Des enfants de 3 ans reconnaissent déjà une bombe

  • Différents paquets qi ressemblent à des pots ronds emballés dans du plastique déposés dans un coffre
  • Une femme avec une brochure de sensibilisation, qu'elle montre aux enfants qui l'entourent

A Kobané, la vie reprend au milieu des décombres et des restes explosifs de guerre. Handicap International  a entamé une course contre la montre pour sensibiliser les populations aux risques encourus et pour former des démineurs locaux qui rendront la ville et les champs environnants à ses habitants. Maelle qui coordonne les projets de Handicap International sur place nous décrit la situation.

Avant son entrée à Kobané, Maelle avait été prévenue par un collègue : « Tu vas voir, la ville a l’air d’avoir subi cinq tremblements de terre consécutifs. » Mais après bientôt 4 mois, elle s’est habituée à l’environnement : « Aujourd’hui, c’est lorsque je rentre dans la ville en présence d’une personne qui y pénètre pour la première fois que je reprends conscience de l’ampleur des destructions. En voyant l’effroi dans ses yeux je me souviens avoir eu la même réaction à mon arrivée.»
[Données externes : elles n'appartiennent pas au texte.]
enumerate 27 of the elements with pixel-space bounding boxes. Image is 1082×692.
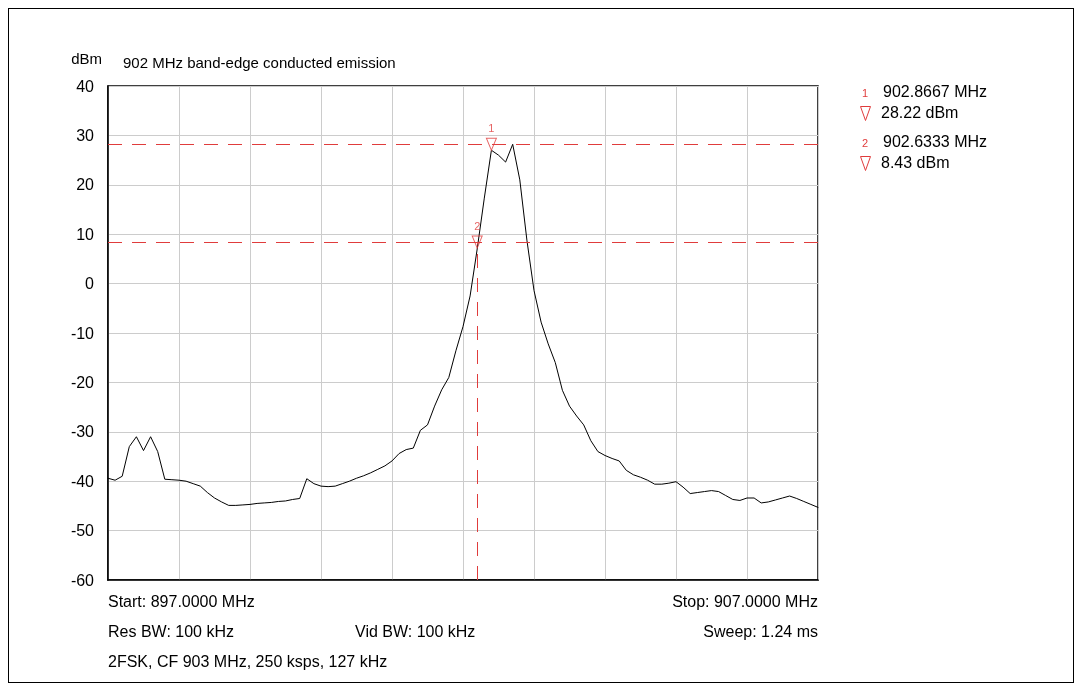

Vivre au milieu des ruines

Pourtant les choses changent très vite et au milieu des ruines, la vie se réorganise déjà. « La ferveur de la population pour cette région est extraordinaire. Les gens rentrent parce qu’ils veulent être sur leur terre, déblayer les routes, rouvrir les marchés, les hôpitaux, les écoles… Tout va très vite et s’il faut s’en réjouir."
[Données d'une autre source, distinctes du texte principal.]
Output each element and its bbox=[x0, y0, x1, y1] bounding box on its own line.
Mais à Kobane, le début de cette reconstruction n'est pas sans dangers : "Il faut aussi être conscient que la zone est une de celles qui contiennent la plus importante quantité au monde de restes explosifs de guerre par mètre carré. Le retour des populations doit donc être accompagné, d’actions de sensibilisation aux risques que présentent ces restes explosifs ; ceux-ci doivent être signalés, puis neutralisés, et le déblaiement doit être organisé de manière à éviter de faire exploser ceux qui sont sous les gravats. Ce sont ces défis que nous tentons de relever. »

Risque d'accoutumance

Sur place, Handicap International fait partie des rares ONG à mener des opérations, mais la tâche ne peut attendre. Des actions de sensibilisation aux risques sont menées aux points de passage à la frontière lors du retour des réfugiés, des séances individuelles sont même organisées dans la ville, maison par maison, pour prévenir au maximum les accidents. « Les habitants sont très réceptifs et ils connaissent déjà bien les risques. J’ai été frappée de rencontrer des enfants sachant à peine parler et qui étaient déjà capables d’identifier les engins explosifs dans une liste d’objets" explique Maelle.
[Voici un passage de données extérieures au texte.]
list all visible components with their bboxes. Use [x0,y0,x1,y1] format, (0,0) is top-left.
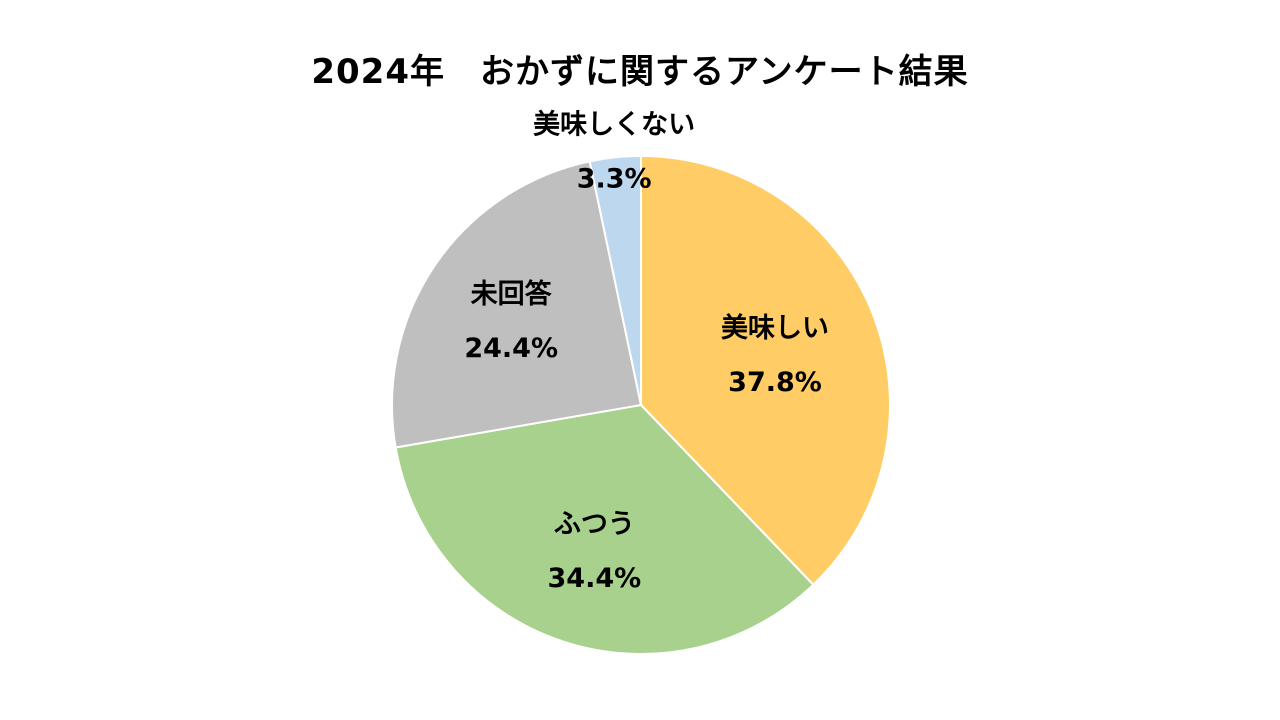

"Chacun a chez lui ou chez un proche un reste explosif de guerre ou un piège explosif avec lequel il cohabite en attendant de pouvoir le détruire ou le retirer. Le problème, c’est que les habitants de Kobané se sont habitués à la présence de ces engins et qu’ils finissent par minimiser les risques qu’ils représentent. Nous sommes là pour les amener à prendre un maximum de précaution et pour organiser le déminage de façon sécurisée. »

Un travail de longue haleine

Des démineurs sont actuellement formés et accompagnés par des instructeurs de Handicap International et ils devraient être opérationnels rapidement. « Ce sont des personnes originaires de Kobané et des environs de la ville et c’est important pour nous parce que les opérations vont prendre beaucoup de temps. Nous savons que quelle que soit l’énergie que nous déployons, on continuera de trouver des restes explosifs dans plusieurs années et il faut que des personnes soient alors toujours en mesure de les neutraliser."

"L’exposition très importante de Kobané dans les médias a suscité beaucoup d’espoirs, mais nous devons nous préparer à une intervention longue qui demandera beaucoup d’énergie et de patience. Le déminage, le déblaiement des milliers de tonnes de gravats cachant souvent des engins explosifs, puis la reconstruction, vont prendre du temps et nécessiter des moyens importants.»